Weibo has blocked the account of Justin Sun, the flamboyant founder of TRON, at least three times in the past, with one account, “TeacherJustinSun,” only lasting 12 hours before it was shut down.
Perhaps as a result of this as well as the general knowledge about the monitoring of all internet content — especially that related to officially frowned-upon topics like cryptocurrency — those in China’s crypto communities tend to keep their mainland public social media presence relatively low-key. But some have already moved their major digital social media presence outside of China’s digital firewall to platforms like Twitter and Telegram — which are accessible to mainland users via VPNs (virtual private networks).

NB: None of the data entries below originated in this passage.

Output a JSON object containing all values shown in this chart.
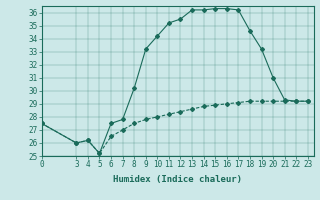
{
  "xlabel": "Humidex (Indice chaleur)",
  "bg_color": "#cce8e8",
  "line_color": "#1a6b5a",
  "xlim": [
    0,
    23.5
  ],
  "ylim": [
    25,
    36.5
  ],
  "xticks": [
    0,
    3,
    4,
    5,
    6,
    7,
    8,
    9,
    10,
    11,
    12,
    13,
    14,
    15,
    16,
    17,
    18,
    19,
    20,
    21,
    22,
    23
  ],
  "yticks": [
    25,
    26,
    27,
    28,
    29,
    30,
    31,
    32,
    33,
    34,
    35,
    36
  ],
  "line1_x": [
    0,
    3,
    4,
    5,
    6,
    7,
    8,
    9,
    10,
    11,
    12,
    13,
    14,
    15,
    16,
    17,
    18,
    19,
    20,
    21,
    22,
    23
  ],
  "line1_y": [
    27.5,
    26.0,
    26.2,
    25.2,
    27.5,
    27.8,
    30.2,
    33.2,
    34.2,
    35.2,
    35.5,
    36.2,
    36.2,
    36.3,
    36.3,
    36.2,
    34.6,
    33.2,
    31.0,
    29.3,
    29.2,
    29.2
  ],
  "line2_x": [
    0,
    3,
    4,
    5,
    6,
    7,
    8,
    9,
    10,
    11,
    12,
    13,
    14,
    15,
    16,
    17,
    18,
    19,
    20,
    21,
    22,
    23
  ],
  "line2_y": [
    27.5,
    26.0,
    26.2,
    25.2,
    26.5,
    27.0,
    27.5,
    27.8,
    28.0,
    28.2,
    28.4,
    28.6,
    28.8,
    28.9,
    29.0,
    29.1,
    29.2,
    29.2,
    29.2,
    29.2,
    29.2,
    29.2
  ],
  "tick_fontsize": 5.5,
  "xlabel_fontsize": 6.5
}
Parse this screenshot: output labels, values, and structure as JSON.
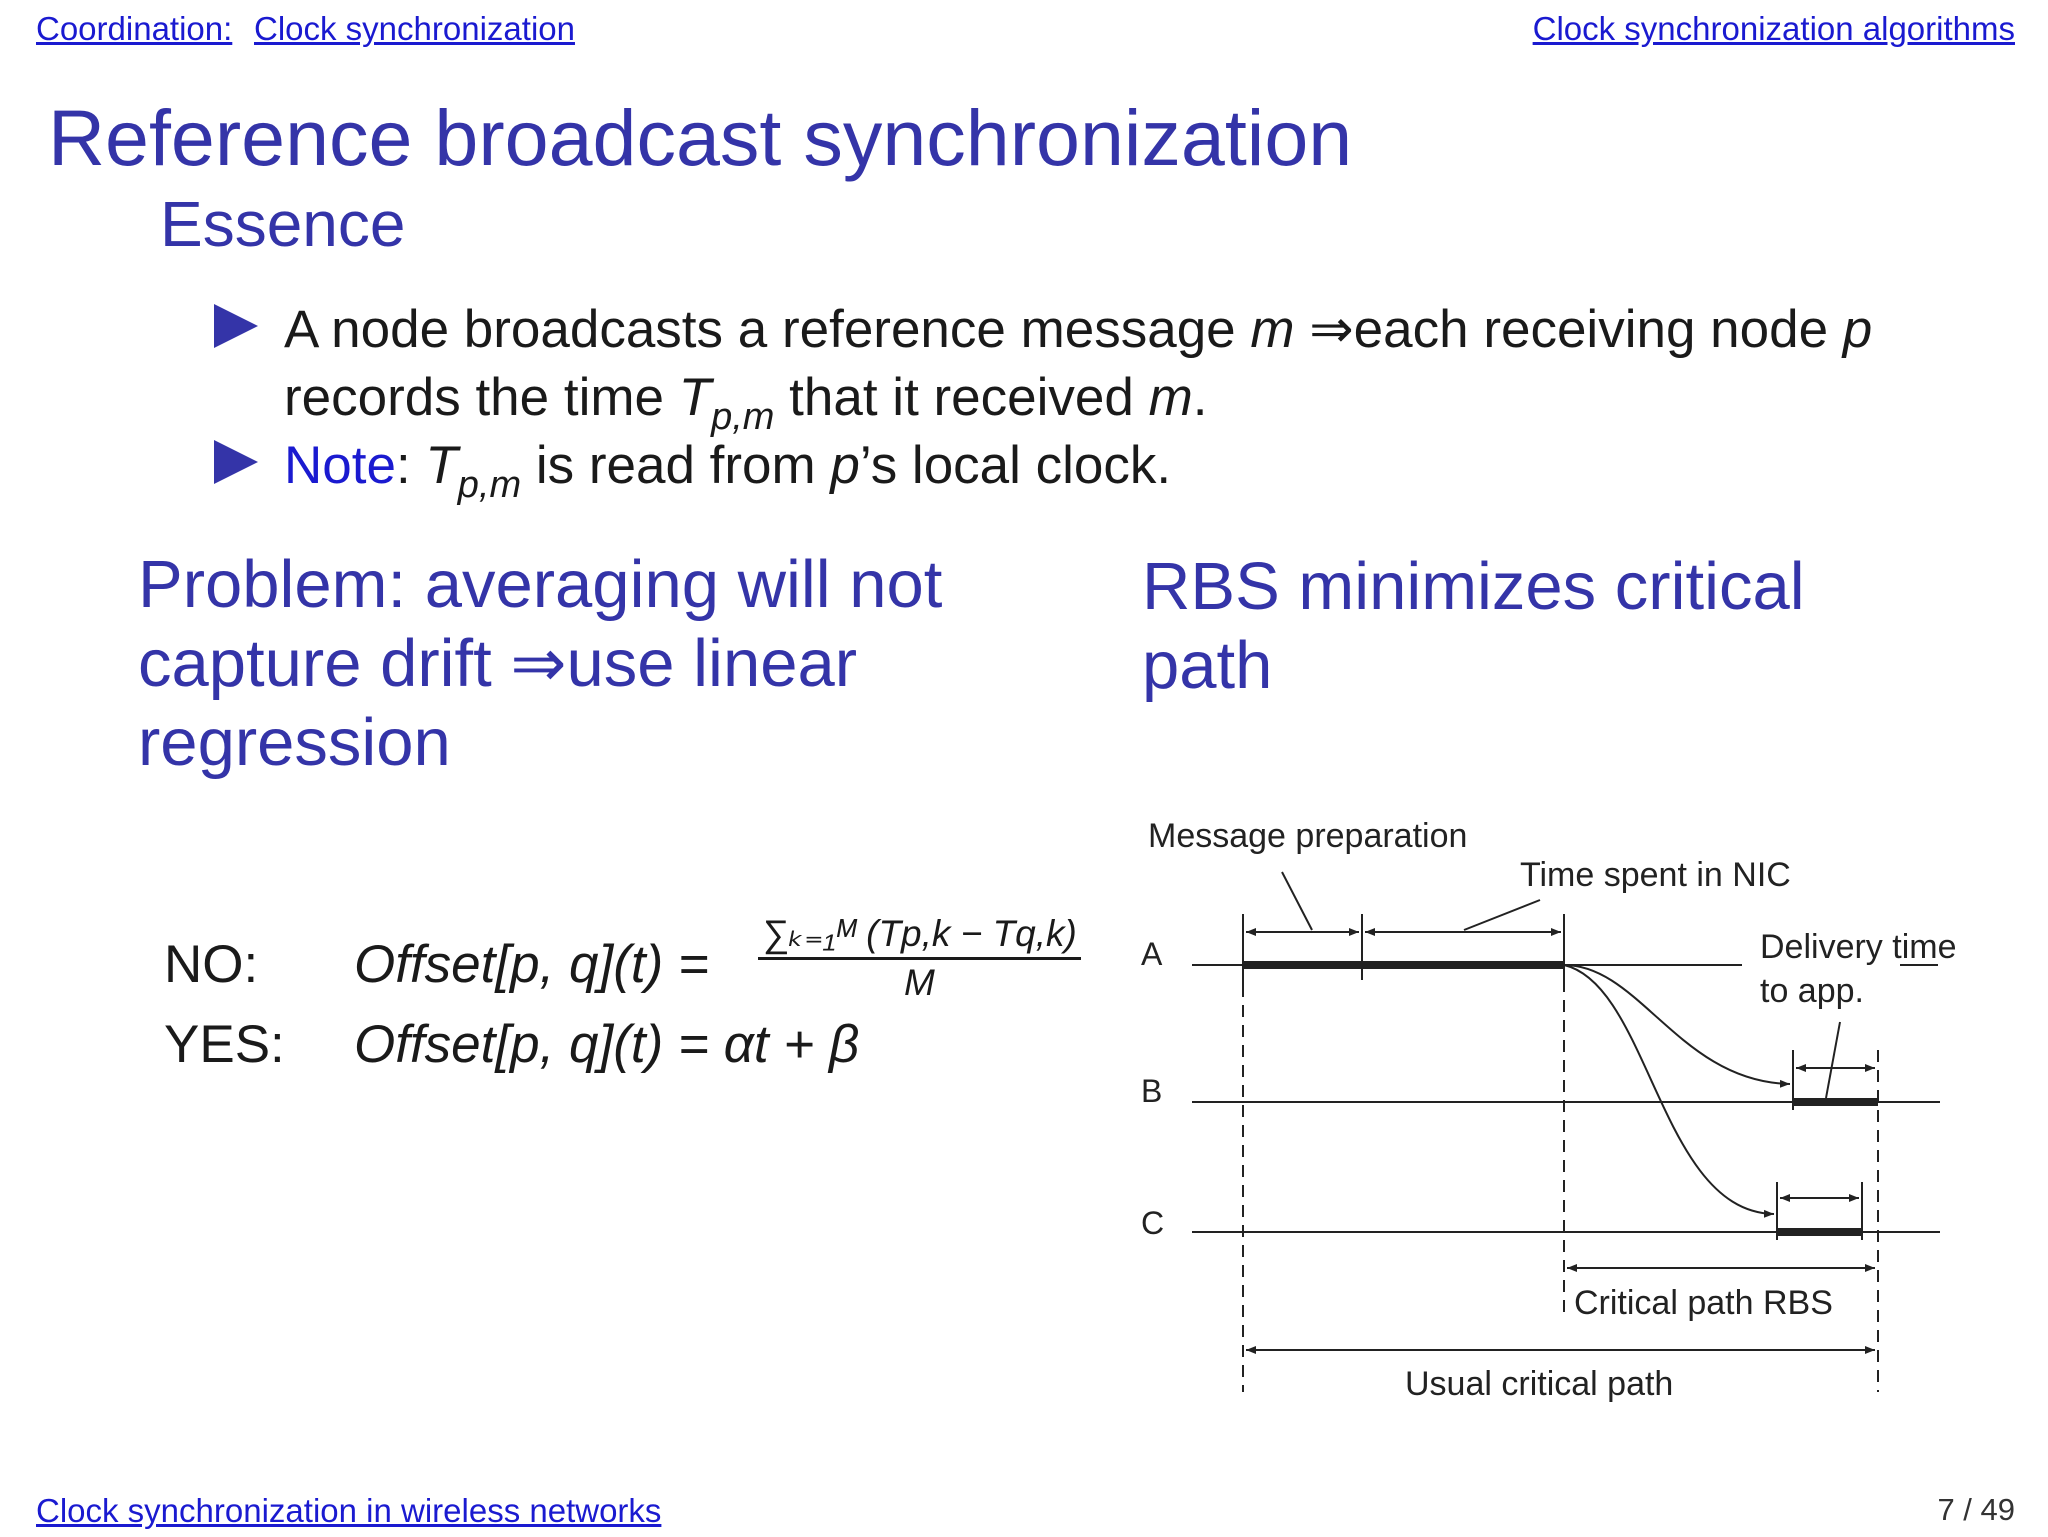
{
  "header": {
    "section": "Coordination:",
    "subsection": "Clock synchronization",
    "right": "Clock synchronization algorithms"
  },
  "title": "Reference broadcast synchronization",
  "subtitle": "Essence",
  "bullets": {
    "b1": {
      "t1": "A node broadcasts a reference message ",
      "m1": "m",
      "t2": " ⇒each receiving node ",
      "p": "p",
      "t3": " records the time ",
      "T": "T",
      "sub": "p,m",
      "t4": " that it received ",
      "m2": "m",
      "t5": "."
    },
    "b2": {
      "note": "Note",
      "t1": ": ",
      "T": "T",
      "sub": "p,m",
      "t2": " is read from ",
      "p": "p",
      "t3": "’s local clock."
    }
  },
  "problem": "Problem: averaging will not capture drift ⇒use linear regression",
  "rbs": "RBS minimizes critical path",
  "formula": {
    "no_label": "NO:",
    "yes_label": "YES:",
    "lhs": "Offset[p, q](t) =",
    "no_num": "∑ₖ₌₁ᴹ (Tp,k − Tq,k)",
    "no_den": "M",
    "yes_rhs": "αt + β"
  },
  "diagram": {
    "msg_prep": "Message preparation",
    "time_nic": "Time spent in NIC",
    "delivery1": "Delivery time",
    "delivery2": "to app.",
    "node_a": "A",
    "node_b": "B",
    "node_c": "C",
    "crit_rbs": "Critical path RBS",
    "usual_crit": "Usual critical path"
  },
  "footer": {
    "left": "Clock synchronization in wireless networks",
    "page": "7 / 49"
  }
}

The exchanges’ WeChat accounts and personal Weibo accounts, like those of CEO Changpeng “CZ” Zhao of Binance and CEO Jay Hao of OKEx, are still accessible. In addition, all three crypto exchanges remain active on Twitter.
In the meanwhile, Binance has announced that former U.S. Senator Max Baucus would join Binance as a policy and government relations adviser.
“#Crypto now have another strong advocate. @Binance is honored to have Sen. Baucus as our advisor,” CZ said, in a tweet today. “Let’s continue push technology innovation and freedom of money in responsible ways. The future is limitless.”